Cellular effects of deoxynojirimycin analogues: uptake, retention and inhibition of glycosphingolipid biosynthesis.
Mellor HR., Neville DC., Harvey DJ., Platt FM., Dwek RA., Butters TD.
Deoxynojirimycin (DNJ) analogues are inhibitors of ceramide glucosyltransferase (CGT), which catalyses the first step in the glucosphingolipid (GSL) biosynthetic pathway. We have synthesized a series of DNJ analogues to study the contribution of N-alk(en)yl side chains (C4, C9 or C18) to the behaviour of these analogues in cultured HL60 cells. When cells were treated for 16 h at non-cytotoxic concentrations of inhibitor, a 40-50% decrease in GSL levels was measured by HPLC analysis of GSL-derived oligosaccharides following ceramide glycanase digestion of GSL and 2-aminobenzamide labelling of the released oligosaccharides.
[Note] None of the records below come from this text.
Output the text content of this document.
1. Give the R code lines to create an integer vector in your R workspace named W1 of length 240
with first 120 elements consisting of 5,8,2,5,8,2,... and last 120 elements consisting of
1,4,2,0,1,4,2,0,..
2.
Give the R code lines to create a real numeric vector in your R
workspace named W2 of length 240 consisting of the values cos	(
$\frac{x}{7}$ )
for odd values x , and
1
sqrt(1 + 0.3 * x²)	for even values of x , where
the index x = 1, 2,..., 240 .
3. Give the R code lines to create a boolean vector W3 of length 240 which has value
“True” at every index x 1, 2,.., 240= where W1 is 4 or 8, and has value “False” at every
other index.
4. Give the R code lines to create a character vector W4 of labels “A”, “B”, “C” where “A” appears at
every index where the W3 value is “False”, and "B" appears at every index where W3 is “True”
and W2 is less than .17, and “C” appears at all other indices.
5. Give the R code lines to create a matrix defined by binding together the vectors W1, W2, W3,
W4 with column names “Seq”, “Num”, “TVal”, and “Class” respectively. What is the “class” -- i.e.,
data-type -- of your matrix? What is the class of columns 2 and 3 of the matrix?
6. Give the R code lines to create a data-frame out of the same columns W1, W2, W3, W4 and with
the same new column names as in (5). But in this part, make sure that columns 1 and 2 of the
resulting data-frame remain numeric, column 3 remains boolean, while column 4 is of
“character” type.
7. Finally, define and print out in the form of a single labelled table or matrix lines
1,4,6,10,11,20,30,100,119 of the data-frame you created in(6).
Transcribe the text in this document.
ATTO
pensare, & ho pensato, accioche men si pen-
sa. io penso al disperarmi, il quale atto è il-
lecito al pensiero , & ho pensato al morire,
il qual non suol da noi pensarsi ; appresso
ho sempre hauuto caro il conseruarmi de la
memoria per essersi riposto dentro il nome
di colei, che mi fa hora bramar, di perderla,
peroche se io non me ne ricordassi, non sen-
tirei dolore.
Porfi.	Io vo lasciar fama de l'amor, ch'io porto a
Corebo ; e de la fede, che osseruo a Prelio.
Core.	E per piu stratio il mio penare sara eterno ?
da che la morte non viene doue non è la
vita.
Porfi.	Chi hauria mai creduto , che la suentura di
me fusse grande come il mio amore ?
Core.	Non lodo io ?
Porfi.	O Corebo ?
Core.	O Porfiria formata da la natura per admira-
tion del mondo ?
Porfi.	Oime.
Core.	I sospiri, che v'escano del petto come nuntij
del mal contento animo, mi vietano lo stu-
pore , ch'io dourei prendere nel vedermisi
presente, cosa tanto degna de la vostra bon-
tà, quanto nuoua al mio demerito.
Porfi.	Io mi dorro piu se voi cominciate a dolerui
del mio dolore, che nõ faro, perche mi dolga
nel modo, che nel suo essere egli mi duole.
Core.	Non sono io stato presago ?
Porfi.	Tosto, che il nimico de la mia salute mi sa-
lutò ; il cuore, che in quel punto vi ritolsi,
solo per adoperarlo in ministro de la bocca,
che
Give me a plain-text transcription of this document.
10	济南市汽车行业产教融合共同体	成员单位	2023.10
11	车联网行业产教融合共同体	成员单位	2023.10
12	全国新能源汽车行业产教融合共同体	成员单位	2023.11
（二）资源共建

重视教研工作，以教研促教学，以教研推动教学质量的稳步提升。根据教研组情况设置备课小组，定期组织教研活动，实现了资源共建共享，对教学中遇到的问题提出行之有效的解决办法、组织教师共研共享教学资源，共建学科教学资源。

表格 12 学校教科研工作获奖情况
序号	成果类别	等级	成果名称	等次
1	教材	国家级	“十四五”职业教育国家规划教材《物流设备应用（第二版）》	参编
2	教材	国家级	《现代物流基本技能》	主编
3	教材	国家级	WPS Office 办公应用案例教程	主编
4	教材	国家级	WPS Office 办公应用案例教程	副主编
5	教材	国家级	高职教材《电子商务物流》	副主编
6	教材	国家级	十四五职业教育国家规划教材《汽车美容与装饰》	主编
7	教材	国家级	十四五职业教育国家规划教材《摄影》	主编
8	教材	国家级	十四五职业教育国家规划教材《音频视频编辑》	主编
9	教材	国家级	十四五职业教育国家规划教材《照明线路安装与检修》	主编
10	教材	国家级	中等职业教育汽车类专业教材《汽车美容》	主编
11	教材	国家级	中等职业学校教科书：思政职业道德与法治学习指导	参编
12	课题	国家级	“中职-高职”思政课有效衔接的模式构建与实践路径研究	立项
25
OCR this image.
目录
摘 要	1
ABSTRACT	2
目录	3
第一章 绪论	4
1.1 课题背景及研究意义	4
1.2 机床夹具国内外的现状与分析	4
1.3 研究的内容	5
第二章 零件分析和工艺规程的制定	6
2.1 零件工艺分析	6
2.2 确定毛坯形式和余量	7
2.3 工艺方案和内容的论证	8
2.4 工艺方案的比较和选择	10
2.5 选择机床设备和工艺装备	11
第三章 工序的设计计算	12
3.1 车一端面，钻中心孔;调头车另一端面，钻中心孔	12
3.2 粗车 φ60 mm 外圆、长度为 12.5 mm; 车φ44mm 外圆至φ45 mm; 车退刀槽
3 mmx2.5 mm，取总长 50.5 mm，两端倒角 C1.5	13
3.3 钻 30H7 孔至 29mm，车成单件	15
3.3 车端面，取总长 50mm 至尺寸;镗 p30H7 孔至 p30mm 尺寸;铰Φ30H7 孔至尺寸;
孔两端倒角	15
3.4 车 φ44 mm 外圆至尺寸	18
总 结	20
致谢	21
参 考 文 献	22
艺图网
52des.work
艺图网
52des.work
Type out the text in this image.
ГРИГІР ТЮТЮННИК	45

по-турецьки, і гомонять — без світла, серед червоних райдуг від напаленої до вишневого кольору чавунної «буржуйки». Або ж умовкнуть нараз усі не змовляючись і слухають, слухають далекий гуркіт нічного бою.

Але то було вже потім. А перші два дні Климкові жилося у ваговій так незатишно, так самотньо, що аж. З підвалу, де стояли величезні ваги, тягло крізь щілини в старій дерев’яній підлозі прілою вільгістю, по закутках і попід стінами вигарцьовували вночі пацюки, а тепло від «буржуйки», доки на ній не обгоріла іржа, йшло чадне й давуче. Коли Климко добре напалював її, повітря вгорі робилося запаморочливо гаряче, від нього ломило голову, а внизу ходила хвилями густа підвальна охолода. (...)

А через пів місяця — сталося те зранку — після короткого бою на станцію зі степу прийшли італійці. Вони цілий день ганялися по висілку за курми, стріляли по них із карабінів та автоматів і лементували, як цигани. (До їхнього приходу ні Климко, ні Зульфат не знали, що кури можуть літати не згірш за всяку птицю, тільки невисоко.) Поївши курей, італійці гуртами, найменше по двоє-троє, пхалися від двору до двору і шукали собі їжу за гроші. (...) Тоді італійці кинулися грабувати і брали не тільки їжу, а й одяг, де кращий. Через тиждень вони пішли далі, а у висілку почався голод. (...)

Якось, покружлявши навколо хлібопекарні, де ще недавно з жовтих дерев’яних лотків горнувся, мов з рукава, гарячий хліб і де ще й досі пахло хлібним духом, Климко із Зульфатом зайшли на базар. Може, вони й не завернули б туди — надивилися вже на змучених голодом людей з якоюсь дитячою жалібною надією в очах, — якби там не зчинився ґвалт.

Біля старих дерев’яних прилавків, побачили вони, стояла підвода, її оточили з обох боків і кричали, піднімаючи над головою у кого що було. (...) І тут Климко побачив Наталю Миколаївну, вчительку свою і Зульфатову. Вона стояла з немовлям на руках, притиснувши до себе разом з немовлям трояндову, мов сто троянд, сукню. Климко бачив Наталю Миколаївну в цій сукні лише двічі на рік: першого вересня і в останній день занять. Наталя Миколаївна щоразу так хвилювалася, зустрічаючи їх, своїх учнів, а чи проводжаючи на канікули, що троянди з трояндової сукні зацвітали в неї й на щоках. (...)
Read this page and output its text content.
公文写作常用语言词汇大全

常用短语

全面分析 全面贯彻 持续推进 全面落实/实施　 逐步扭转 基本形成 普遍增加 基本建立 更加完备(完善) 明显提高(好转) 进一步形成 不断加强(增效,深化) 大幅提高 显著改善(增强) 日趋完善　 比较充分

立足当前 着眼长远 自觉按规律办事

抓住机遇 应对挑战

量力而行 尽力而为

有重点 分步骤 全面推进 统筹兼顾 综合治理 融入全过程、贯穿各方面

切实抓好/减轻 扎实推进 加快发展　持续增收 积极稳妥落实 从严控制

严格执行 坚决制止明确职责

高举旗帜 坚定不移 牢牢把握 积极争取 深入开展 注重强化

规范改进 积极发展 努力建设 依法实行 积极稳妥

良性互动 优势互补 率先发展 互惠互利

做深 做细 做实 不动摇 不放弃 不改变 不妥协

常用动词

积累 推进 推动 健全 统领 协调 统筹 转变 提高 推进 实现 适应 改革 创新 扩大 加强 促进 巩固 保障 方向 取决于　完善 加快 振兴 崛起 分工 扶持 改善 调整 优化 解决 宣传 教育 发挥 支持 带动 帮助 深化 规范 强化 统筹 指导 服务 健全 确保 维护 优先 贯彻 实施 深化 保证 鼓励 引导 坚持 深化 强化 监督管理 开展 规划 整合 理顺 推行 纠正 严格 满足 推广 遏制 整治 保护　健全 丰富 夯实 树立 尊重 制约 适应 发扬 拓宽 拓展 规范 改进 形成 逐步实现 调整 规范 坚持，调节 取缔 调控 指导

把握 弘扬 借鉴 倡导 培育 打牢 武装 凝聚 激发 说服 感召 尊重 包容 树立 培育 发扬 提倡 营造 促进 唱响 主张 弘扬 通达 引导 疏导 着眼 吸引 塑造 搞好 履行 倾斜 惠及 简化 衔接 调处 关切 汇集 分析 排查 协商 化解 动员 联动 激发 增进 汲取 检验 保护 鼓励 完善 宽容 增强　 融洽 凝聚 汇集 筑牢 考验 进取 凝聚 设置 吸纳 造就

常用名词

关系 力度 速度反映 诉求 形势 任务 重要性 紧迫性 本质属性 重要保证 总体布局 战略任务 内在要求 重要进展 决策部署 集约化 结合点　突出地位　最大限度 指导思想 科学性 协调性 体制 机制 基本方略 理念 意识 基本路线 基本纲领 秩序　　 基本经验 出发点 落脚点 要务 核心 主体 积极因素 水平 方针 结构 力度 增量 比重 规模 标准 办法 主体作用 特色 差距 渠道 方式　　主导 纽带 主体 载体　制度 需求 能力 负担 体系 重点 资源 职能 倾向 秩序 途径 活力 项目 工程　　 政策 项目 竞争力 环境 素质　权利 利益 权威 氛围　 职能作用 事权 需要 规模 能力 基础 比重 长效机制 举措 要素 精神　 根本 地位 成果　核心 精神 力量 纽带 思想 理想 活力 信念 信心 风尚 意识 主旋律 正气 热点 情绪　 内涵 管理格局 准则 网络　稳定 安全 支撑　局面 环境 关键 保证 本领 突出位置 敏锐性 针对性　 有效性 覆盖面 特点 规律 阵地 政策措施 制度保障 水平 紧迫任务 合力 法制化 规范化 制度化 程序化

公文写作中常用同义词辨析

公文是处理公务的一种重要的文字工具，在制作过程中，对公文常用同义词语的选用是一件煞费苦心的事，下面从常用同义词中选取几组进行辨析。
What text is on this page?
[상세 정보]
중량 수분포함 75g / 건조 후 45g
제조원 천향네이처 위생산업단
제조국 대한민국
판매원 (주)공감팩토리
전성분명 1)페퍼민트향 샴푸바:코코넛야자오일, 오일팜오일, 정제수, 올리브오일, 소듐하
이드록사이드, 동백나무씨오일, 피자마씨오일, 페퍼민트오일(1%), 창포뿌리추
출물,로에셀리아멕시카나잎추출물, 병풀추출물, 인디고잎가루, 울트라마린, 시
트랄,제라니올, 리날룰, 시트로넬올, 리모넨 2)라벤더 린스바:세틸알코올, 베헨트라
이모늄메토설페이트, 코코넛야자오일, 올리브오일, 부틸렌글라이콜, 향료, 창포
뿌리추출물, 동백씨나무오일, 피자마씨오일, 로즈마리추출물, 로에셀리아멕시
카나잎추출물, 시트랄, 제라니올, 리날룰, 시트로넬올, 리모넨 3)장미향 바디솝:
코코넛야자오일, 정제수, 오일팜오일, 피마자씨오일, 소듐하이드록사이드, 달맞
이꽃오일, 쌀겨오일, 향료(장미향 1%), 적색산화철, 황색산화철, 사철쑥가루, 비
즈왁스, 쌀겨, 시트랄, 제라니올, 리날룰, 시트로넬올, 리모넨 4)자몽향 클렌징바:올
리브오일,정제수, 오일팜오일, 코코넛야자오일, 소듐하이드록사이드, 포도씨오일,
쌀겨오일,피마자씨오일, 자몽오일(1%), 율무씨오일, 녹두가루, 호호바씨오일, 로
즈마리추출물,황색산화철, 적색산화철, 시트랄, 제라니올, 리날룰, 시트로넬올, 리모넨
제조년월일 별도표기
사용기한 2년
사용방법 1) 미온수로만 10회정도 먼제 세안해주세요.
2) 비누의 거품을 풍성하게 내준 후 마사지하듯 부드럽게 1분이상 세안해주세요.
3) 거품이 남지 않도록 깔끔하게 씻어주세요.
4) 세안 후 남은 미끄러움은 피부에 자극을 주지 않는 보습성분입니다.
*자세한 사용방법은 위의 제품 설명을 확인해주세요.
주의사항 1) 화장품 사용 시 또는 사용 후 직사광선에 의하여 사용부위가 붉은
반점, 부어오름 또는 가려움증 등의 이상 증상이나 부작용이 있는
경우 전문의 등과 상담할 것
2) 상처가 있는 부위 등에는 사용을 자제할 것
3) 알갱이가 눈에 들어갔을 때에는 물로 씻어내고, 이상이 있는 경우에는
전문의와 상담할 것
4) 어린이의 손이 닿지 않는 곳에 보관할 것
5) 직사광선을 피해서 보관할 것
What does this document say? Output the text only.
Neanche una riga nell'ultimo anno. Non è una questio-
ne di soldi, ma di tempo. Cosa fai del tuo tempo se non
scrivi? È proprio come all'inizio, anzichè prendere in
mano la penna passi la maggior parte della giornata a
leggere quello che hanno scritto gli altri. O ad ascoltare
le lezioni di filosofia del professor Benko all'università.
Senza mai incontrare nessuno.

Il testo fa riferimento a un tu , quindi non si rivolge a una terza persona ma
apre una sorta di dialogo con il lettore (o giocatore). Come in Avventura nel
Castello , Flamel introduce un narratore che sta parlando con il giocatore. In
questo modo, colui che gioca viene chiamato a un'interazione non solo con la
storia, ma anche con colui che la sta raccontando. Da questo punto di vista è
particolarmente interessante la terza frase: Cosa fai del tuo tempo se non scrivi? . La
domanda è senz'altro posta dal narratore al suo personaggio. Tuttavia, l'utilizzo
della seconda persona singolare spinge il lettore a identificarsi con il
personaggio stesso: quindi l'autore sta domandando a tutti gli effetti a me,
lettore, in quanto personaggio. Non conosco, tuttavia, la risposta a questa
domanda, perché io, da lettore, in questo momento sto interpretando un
Using a novel technique for short-term [14C]galactose labelling of cellular GSL, we used compound inhibition of GSL biosynthesis as a marker for compound uptake into cells. Surprisingly, the uptake of all three of the DNJ analogues was extremely rapid and was not dependent upon the length of the N-alk(en)yl moiety. Compound uptake occurred in less than 1 min, as shown by the complete inhibition of GSL labelling in cells treated with all the DNJ analogues. Greatly increased cellular retention of N-cis-13-octadecenyl-DNJ was observed relative to the shorter-chain compounds, N-butyl-DNJ and N-nonyl-DNJ, as indicated by complete inhibition of CGT 24 h after removal of inhibitor from the culture medium. The present study further characterizes the properties of N-alk(en)ylated DNJs, and demonstrates that increasing the length of the side chain is a simple way of improving imino sugar retention and therefore inhibitory efficacy for CGT in cultured cells.